There aren’t many male rock ‘n’ rollers who don’t spend at least one album being quieter, softer, and more thoughtful: Beck did it as far back in his career as 1994’s One Foot in the Grave, Nick Cave leaned into it as recently as 2020’s Idiot Prayer, and Tropical Fuck Storm frontman Gareth Liddiard created an especially muted space with 2010’s Strange Tourist.
Rui Gabriel, a.k.a. post-punk group Lawn’s co-founder Magalhães-Ortegano, is less isolated than those men were.
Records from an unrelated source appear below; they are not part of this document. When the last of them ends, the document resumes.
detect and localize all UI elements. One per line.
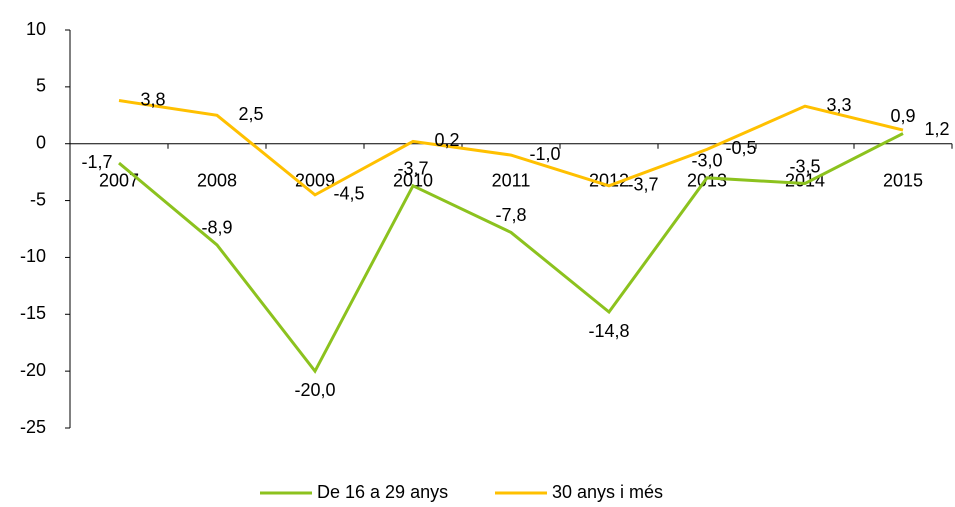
x-tick-label: 2008 — [197, 170, 237, 190]
series-line — [118, 132, 904, 374]
series-line — [118, 99, 904, 197]
y-tick-label: -20 — [20, 360, 46, 380]
y-tick-label: -15 — [20, 303, 46, 323]
data-label: -0,5 — [725, 138, 756, 158]
data-label: -3,5 — [789, 156, 820, 176]
y-tick-label: 5 — [36, 76, 46, 96]
y-tick-label: -25 — [20, 417, 46, 437]
x-tick-label: 2014 — [785, 170, 825, 190]
y-tick-label: 10 — [26, 19, 46, 39]
data-label: 3,8 — [140, 89, 165, 109]
data-label: 2,5 — [238, 104, 263, 124]
data-label: 0,9 — [890, 106, 915, 126]
legend-label: 30 anys i més — [552, 482, 663, 502]
data-label: -4,5 — [333, 184, 364, 204]
data-label: -8,9 — [201, 218, 232, 238]
data-label: -7,8 — [495, 205, 526, 225]
data-label: 0,2 — [434, 130, 459, 150]
x-tick-label: 2007 — [99, 170, 139, 190]
data-label: -14,8 — [588, 321, 629, 341]
data-label: -1,7 — [81, 152, 112, 172]
x-tick-label: 2011 — [492, 170, 531, 190]
y-tick-label: 0 — [36, 132, 46, 152]
data-label: -3,7 — [627, 175, 658, 195]
data-label: -20,0 — [294, 380, 335, 400]
data-label: 1,2 — [924, 119, 949, 139]
y-tick-label: -10 — [20, 246, 46, 266]
x-tick-label: 2010 — [393, 170, 433, 190]
x-tick-label: 2012 — [589, 170, 629, 190]
x-tick-label: 2015 — [883, 170, 923, 190]
data-label: -3,7 — [397, 159, 428, 179]
data-label: -1,0 — [529, 144, 560, 164]
data-label: 3,3 — [826, 95, 851, 115]
x-tick-label: 2013 — [687, 170, 727, 190]
data-label: -3,0 — [691, 151, 722, 171]
legend-label: De 16 a 29 anys — [317, 482, 448, 502]
y-tick-label: -5 — [30, 189, 46, 209]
Yet Compassion cranks down the volume enough to recall the Velvet Underground’s self-titled third LP, which VU founding member Lou Reed utilized, in 1969, to turn away from the clamor of the band’s first two LPs and toward a literary man’s ideas about pop and folk music.
Gabriel shares a generous handful of Reed’s vocal mannerisms: the slide between singing and speaking, the feel for street-level geography, and the seemingly casual observation of everyday existence (because Reed wrote songs about that sort of thing at least as often as he wrote about the perverse).
Compassion also shares some of Beck’s acoustic-side haziness, as if Gabriel and his co-producer, Nicholas Corson (a Lawn alumnus), have somehow found a way to bathe the recordings in the late-afternoon summertime sunshine that lends every musical expression—this drifting guitar solo in “Hunting Knife,” that “Sweet Jane”-ish chord progression in “Eyes Only”—a mellow, yellow hue.
Within the hue, and playing most of the instruments, Gabriel and Corson ignite many firework-bright sparks, including the trip-hoppy, Britpop-invoking “Money,” the basement-shaking drive of “Change Your Mind,” and the murmured “Target,” which beguiles even as its lyrics acknowledge a friendship that perhaps cannot and should not be saved.
The inclusion of fellow indie noisemaker Stef Chura, as a background vocalist who simply busts into the foreground on “Summertime Tiger,” indicates that neither Compassion nor Rui Gabriel is too quiet or soft for rock ‘n’ roll.